Chrome doesn't seem to offer anything except a theoretically more beautiful under-the-hood concept, whereby each tab is its own process. This does lead to higher memory consumption, but having 3GB this is not a problem for me. Apparently, IE8 in its latest Beta does the same thing. As far as Firefox, I don't have it crash often at all, and if it does, session restore works very well. Yes, I have had a single tab freeze the entire browser at times (more often than an outright crash honestly). Yet, having this one issue improved is not enough to make me switch.
In the end, there's nothing Chrome does that you can't do in Firefox. Very little that you can't do in IE or Opera, either. In many cases, features it contains are not default in those browsers, but can be added. And that's the biggest problem - which I addressed in point #1. Without add-ons, you must include every feature in the browser or leave it out. If you included every feature, you become bloated. If you leave them out, then there is no way for users to add the feature they want. Firefox's model of addons is the best solution. Features that the majority of users will want (tabs, privacy) go in. Features that only a select portion of users will want stay out (speed-dial, minimalism), but are easily added in.

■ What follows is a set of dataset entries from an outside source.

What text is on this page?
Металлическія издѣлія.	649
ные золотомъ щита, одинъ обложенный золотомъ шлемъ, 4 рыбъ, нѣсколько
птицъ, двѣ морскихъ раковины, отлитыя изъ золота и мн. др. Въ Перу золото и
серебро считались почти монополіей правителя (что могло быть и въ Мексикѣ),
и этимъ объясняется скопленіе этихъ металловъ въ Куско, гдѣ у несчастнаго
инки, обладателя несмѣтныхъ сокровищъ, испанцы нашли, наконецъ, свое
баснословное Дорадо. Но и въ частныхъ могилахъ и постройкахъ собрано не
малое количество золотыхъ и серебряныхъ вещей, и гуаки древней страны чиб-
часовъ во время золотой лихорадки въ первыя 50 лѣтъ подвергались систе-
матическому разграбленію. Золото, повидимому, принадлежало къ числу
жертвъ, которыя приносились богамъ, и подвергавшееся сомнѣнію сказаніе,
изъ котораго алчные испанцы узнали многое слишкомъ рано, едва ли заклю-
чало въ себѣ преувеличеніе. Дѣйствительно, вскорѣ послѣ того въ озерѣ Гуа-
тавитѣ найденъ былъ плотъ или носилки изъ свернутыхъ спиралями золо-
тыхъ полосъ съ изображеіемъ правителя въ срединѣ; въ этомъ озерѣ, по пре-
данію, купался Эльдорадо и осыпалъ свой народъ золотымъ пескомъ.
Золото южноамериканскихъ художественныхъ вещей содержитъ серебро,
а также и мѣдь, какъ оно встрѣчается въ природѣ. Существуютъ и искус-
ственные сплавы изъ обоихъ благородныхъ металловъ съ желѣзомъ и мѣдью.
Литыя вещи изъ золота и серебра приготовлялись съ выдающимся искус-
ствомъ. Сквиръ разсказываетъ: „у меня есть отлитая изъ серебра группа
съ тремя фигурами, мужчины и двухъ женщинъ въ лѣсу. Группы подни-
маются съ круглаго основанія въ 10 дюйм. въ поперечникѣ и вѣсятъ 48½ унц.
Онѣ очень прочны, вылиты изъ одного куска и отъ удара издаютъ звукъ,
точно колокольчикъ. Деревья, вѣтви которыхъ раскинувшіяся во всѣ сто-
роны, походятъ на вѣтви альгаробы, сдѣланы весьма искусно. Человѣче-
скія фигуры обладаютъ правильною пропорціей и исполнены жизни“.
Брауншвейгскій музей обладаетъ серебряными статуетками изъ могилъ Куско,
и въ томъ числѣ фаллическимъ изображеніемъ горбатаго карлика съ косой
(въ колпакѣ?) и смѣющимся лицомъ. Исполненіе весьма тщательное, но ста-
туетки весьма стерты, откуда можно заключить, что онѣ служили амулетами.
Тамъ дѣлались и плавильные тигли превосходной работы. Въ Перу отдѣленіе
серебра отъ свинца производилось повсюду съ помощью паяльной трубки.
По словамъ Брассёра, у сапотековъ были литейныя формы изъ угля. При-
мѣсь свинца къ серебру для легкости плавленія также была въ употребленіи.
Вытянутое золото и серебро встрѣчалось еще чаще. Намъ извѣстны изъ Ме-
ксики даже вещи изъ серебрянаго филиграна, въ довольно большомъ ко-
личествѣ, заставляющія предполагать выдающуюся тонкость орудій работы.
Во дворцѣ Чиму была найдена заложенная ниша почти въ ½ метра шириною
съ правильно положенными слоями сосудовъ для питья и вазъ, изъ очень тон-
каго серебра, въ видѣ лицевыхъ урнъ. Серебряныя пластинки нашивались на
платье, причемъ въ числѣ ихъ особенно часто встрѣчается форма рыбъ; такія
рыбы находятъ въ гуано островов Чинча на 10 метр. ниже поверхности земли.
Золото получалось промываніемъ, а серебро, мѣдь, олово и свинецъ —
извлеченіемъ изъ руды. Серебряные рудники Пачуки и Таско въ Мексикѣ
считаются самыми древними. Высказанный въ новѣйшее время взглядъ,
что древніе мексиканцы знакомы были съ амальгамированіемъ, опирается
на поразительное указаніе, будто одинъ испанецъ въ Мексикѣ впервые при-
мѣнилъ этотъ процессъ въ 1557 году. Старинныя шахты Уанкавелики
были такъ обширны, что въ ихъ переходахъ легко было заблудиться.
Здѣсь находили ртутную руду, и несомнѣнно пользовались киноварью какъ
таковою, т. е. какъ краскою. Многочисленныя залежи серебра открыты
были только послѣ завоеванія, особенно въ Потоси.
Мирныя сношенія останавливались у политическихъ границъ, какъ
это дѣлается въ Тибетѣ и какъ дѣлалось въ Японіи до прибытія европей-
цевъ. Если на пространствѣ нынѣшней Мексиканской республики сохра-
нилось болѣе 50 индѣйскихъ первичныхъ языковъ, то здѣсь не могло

My firefox interface is quite simple. I have the menubar reduced to a single button, which honestly I think FF 3 should have done. IE does this now, and so does Chrome. But in FF I was able to do this despite its being left out officially by using an add-on. I can search from my addressbar. Additionally, LocationBar2 gives me breadcrumbs and a hilighted domain, as well as other features. Other than that, back and forward, and a single stumbleupon icon, the rest of my UI is my bookmarks toolbar and tabs. That's it.
Chrome has a long way to go before it will ever be the browser I choose first.